I guess it won't have escaped many people's notice that last week my publisher Salt announced that they were in trouble. The ending of their Arts Council grant, designed to get them on their feet while they built up a market (which it seems they had been doing with some success) coincided with the economic turndown and the apparent loss of market for books generally in spite of hopes expressed elsewhere that literary books would weather the storm.
When this kind of thing happens to independent publishers, they usually fade away quietly - perhaps no one ever wants to announce the problems before the end actually comes: too bad for business while there's still hope of some miracle! So it was with a fair amount of amazement that I began to read Salt director Chris Hamilton Emery's Facebook announcement of the difficulties Salt was encountering. But the statement led up to another announcement, of an idea which may come to be seen in publishing history as a brilliant marketing stroke - well, I hope it does anyway! Chris announced the Just One Book campaign. If enough people bought just one book, Salt could pay off their debt and the troubles would only be temporary, and Salt would not have to end.

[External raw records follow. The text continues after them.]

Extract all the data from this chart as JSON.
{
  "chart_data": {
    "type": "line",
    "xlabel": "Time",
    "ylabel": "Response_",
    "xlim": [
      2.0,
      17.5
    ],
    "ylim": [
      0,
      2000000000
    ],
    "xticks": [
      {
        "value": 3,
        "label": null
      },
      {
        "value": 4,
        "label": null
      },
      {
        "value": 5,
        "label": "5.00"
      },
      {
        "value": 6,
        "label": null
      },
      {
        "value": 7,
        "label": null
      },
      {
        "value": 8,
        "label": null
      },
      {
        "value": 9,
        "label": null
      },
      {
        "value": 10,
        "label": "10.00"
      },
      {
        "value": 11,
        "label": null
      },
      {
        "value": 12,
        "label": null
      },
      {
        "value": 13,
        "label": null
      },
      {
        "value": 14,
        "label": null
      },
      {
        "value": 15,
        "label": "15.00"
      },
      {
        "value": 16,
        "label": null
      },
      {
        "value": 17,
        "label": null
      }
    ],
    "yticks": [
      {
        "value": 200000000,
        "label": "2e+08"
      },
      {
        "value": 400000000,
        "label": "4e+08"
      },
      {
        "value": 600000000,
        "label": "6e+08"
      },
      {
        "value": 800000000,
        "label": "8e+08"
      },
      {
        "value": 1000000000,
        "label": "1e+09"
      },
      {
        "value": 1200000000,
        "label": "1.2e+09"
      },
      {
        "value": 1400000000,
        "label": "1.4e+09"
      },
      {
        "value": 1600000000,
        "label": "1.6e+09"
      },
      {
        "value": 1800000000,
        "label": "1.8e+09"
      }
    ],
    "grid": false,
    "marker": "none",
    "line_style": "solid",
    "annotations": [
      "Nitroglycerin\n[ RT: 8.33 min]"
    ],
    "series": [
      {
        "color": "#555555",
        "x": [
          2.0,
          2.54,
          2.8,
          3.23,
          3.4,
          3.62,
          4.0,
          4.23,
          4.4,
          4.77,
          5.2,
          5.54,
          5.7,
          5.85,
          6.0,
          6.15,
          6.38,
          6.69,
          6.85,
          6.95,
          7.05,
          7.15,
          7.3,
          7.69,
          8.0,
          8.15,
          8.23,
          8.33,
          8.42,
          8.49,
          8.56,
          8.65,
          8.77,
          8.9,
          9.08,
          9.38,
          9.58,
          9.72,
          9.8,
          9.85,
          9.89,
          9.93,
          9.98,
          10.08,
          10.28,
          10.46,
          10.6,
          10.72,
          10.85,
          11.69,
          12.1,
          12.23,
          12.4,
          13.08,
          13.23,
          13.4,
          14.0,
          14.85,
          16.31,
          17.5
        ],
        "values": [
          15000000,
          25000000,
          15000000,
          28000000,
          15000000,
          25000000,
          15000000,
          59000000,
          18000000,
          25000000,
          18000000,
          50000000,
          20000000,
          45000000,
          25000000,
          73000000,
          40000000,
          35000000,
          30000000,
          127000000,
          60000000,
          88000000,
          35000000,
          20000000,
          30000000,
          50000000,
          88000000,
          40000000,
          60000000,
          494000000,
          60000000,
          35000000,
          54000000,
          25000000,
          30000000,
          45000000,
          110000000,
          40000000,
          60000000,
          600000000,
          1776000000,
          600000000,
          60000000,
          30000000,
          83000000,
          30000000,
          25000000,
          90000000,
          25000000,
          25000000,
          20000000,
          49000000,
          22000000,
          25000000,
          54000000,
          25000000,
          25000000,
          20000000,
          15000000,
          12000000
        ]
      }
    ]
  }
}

The result has been astounding and proved the power of the internet for publishers. As Chris says, the news went instantly 'global': it was facebooked and twittered and blogged (this is why I've been busier on my other blog than this one), it made the Bookseller, and the response in terms of orders has been huge. It seems the backlist is now secured, and the frontlist is getting on track.
Susan Hill, expressing her familiar and indeed reasonable view that publishing is above all a business not a charity, has commented in a Facebook thread that books requiring their publishers to beg people to buy them in this way should not be being published in the first place. If people don't want books, she says, ie if there isn't a market for them, then they shouldn't be being published. It's more complicated than that, though: as I've said so many times, people can't want books if they don't know about them, and the thing which large publishers have and which small publishers don't is huge marketing budgets to get the knowledge of them out there, to the punters and to the bookshops - a point poignantly protrayed in the latest of Chris's searingly honest and vivid bulletins.
What so many emails and Facebook messages have made clear to me this week is that Chris's campaign has indeed alerted to the presence of Salt and their books many people who were unaware of them, or only peripherally aware, and whose interest has now been aroused.
He's created a market, in other words.